The Dit Makers -Converting Muscle Power to Morse Code Was the Job of These Old Workhorses
By Marshall Lincoln
Although this statement may start an argument, the heyday of the radiotelegrapher
has passed. Since Marconi keyed his first transmitter, however, there have been all sorts
of ingenious contraptions developed to ease the job of the radio operator. Looking back,
many key designs now seem rather foolish and scarcely worth the effort involved in learning
how they were to be used.
You'll find old keys, proudly polished , exhibited in the many "wireless" museums
that dot the country. The keys shown here are on display in the museum maintained by
the American Radio Relay League, in Newington, Conn.
Think a "bug" is a complicated machine? How would
you like to drive this impressive unit down the 80-meter ham band? You might call this
a "double bug," although its proper title is "double lever automatic keyer." It formed
dit's and dah's automatically, like a "modern" electronic keyer, but the operation was
entirely mechanical. There were 17 adjustments to make to tune it up for use - you had
to be a good man to get 'em all done before the sunspot cycle changed.
This is a "sideswiper." Also called a "cootie
key," it was the granddaddy of the modern "bug" or semi-automatic key. The sideswiper
was made with a spring lever suspended between two fixed (but usually adjustable) contacts.
Both dit's and dah's had to be formed manually by the operator. The large silver contacts
on this "dit maker" were said to be capable at handling 2000 watts.
Take a look at the mounting bolts on this baby.
It's just a simple straight key that was the standard type used on United Fruit Company
vessels. The long bolts held the key securely bolted to the operator's worktable. The
contacts aren't exactly midgets, either - those sea-going spark sets really packed a
You might call this one a bug in a box. It's
an early type of semi-automatic key which was called a "Mecograph," and is shown here
in its carrying case. It had a paddle much like those used on bugs today, but the weight
and pendulum that form the dit's are at right angles to the paddle axis.
Who says "CQ" wheels are new? This old-time "Omnigraph"

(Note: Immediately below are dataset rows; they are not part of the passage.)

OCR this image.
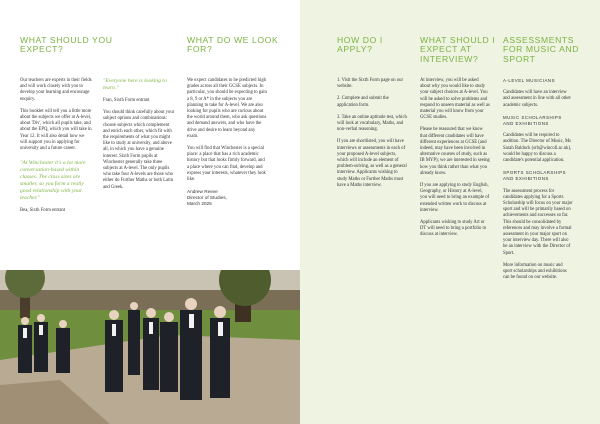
WHAT SHOULD YOU EXPECT?

Our teachers are experts in their fields and will work closely with you to develop your learning and encourage enquiry.

This booklet will tell you a little more about the subjects we offer at A-level, about 'Div', which all pupils take, and about the EPQ, which you will take in Year 12. It will also detail how we will support you in applying for university and a future career.

"At Winchester it's a lot more conversation-based within classes. The class sizes are smaller, so you form a really good relationship with your teacher."

Bea, Sixth Form entrant

"Everyone here is looking to learn."

Fran, Sixth Form entrant

You should think carefully about your subject options and combinations: choose subjects which complement and enrich each other, which fit with the requirements of what you might like to study at university, and above all, in which you have a genuine interest. Sixth Form pupils at Winchester generally take three subjects at A-level. The only pupils who take four A-levels are those who either do Further Maths or both Latin and Greek.

WHAT DO WE LOOK FOR?

We expect candidates to be predicted high grades across all their GCSE subjects. In particular, you should be expecting to gain a 8, 9 or A* in the subjects you are planning to take for A-level. We are also looking for pupils who are curious about the world around them, who ask questions and demand answers, and who have the drive and desire to learn beyond any exam.

You will find that Winchester is a special place: a place that has a rich academic history but that looks firmly forward, and a place where you can find, develop and express your interests, whatever they look like.

Andrew Reeve
Director of Studies,
March 2025
HOW DO I APPLY?

1. Visit the Sixth Form page on our website.

2. Complete and submit the application form.

3. Take an online aptitude test, which will look at vocabulary, Maths, and non-verbal reasoning.

If you are shortlisted, you will have interviews or assessments in each of your proposed A-level subjects, which will include an element of problem-solving, as well as a general interview. Applicants wishing to study Maths or Further Maths must have a Maths interview.

WHAT SHOULD I EXPECT AT INTERVIEW?

At interview, you will be asked about why you would like to study your subject choices at A-level. You will be asked to solve problems and respond to unseen material as well as material you will know from your GCSE studies.

Please be reassured that we know that different candidates will have different experiences at GCSE (and indeed, may have been involved in alternative courses of study, such as IB MYP); we are interested in seeing how you think rather than what you already know.

If you are applying to study English, Geography, or History at A-level, you will need to bring an example of extended written work to discuss at interview.

Applicants wishing to study Art or DT will need to bring a portfolio to discuss at interview.

ASSESSMENTS FOR MUSIC AND SPORT

A-LEVEL MUSICIANS

Candidates will have an interview and assessment in line with all other academic subjects.

MUSIC SCHOLARSHIPS AND EXHIBITIONS

Candidates will be required to audition. The Director of Music, Ms Sarah Baldock (srb@wincoll.ac.uk), would be happy to discuss a candidate's potential application.

SPORTS SCHOLARSHIPS AND EXHIBITIONS

The assessment process for candidates applying for a Sports Scholarship will focus on your major sport and will be primarily based on achievements and successes so far. This should be consolidated by references and may involve a formal assessment in your major sport on your interview day. There will also be an interview with the Director of Sport.

More information on music and sport scholarships and exhibitions can be found on our website.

was made in the early 1900's for transmitted interval signals to occupy the frequency
or channel. A spring-powered clockwork at the right (notice fly-ball governor) turned
the wheel in the center, which carried metal "code wheels." Raised spots on the edges
of the wheels caused a spring lever to close electrical contacts, keying a transmitter.
This heavy-duty key saw some hard use. Notice
the angle of the large contacts. Those big lumps of silver could handle a kilowatt with
ease. They had to. The old-time transmitters were big bruisers, and the "main plumbing"
was keyed directly. The old key slappers weren't called "Sparks" for nothing.